Despite the impressive developments in health IT, healthcare companies could come across circumstances when it is technically impossible to fulfill an information request, like public health emergencies, internet outages and natural or man-made disasters (Suldukas, 2021). The Infeasibility Exception recognizes these limitations and allows providers to withhold EHI when instant access is technically impractical owing to a lack of available technology resources or capabilities. This exemption makes sure that information blocking isn’t unfairly blamed in situations where healthcare organizations confront practical difficulties.

NOTE: After claiming this exception, there is a 10-day deadline to communicate the reasoning for making said decision.

5. Health IT Performance Exception: Prioritizing Optimal System Functionality

Healthcare professionals largely rely on reliable health IT systems to offer high-quality treatment. When disclosing the information may plausibly result in the performance of their system being compromised, or if the system is undergoing maintenance or upgrades (Suldukas, 2021), providers are permitted to withhold EHI under the Health IT Performance Exception.
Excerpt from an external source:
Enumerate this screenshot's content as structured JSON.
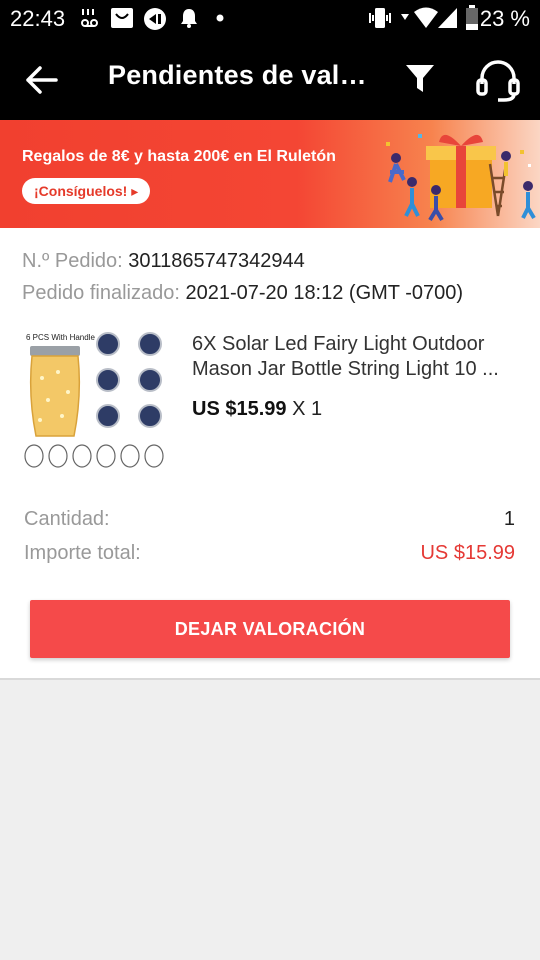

This exemption protects the efficacy and efficiency of healthcare delivery by placing a priority on the flawless operation of IT infrastructure, averting possible disruptions that can jeopardize patient care.

6. Content and Manner Exception: Safeguarding Data Integrity

The Content and Manner Exception recognizes the hazards associated with exchanging EHI, including the transfer of harmful code or data that could jeopardize the security of IT systems. Healthcare providers have the authority to decide the format and content of exchanged information in order to reduce these risks. Organizations are given clear and flexible guidance on the scope of a request to access, share, or utilize EHI by the content and method exception (Mace). This exception guarantees that data integrity is preserved throughout the information transmission process by imposing stringent standards and regulations.

7. Fees Exception: Balancing Costs and Sustainability

Healthcare providers must pay for maintaining and managing electronic health information (EHI). This fact is acknowledged by the Fees Exception, which allows providers to impose fair and non-discriminatory charges for using, exchanging, or accessing EHI (Suldukas, 2021). This exemption achieves a compromise between the necessity to recoup costs incurred during information transmission and the need of encouraging long-term data-sharing practices that benefit all parties involved in the healthcare ecosystem.

8. Licensing Exception: Respecting Intellectual Property Rights

Patents, copyrights, and trade secrets are just a few examples of property rights that are important to furthering healthcare. In this case, you are permitted to collect royalties in order to recoup part of the costs you incurred when creating, maintaining, and updating your technology (Suldukas, 2021). This exemption promotes an environment of creativity while guaranteeing the security of confidential information. Developers of healthcare technology are more likely than individual clinics to make use of this exemption.

Information Blocking Act Paves the Way for Healthcare Revolution

The Information Blocking Act acts as a catalyst for healthcare reform within the larger context of the 21st Century Cures Act by facilitating the frictionless interchange of crucial patient health information. The legislation achieves a delicate balance between fostering interoperability and protecting patient privacy, data security, and system integrity through the careful definition of eight exceptions. These exclusions give healthcare providers a clear road map for responsible information exchange, ensuring that the data flow supports the delivery of treatment, improves patient outcomes, and stimulates innovation. Healthcare companies may confidently negotiate the complicated information-sharing landscape and help to create a future in which data-driven care is the standard by embracing these exceptions.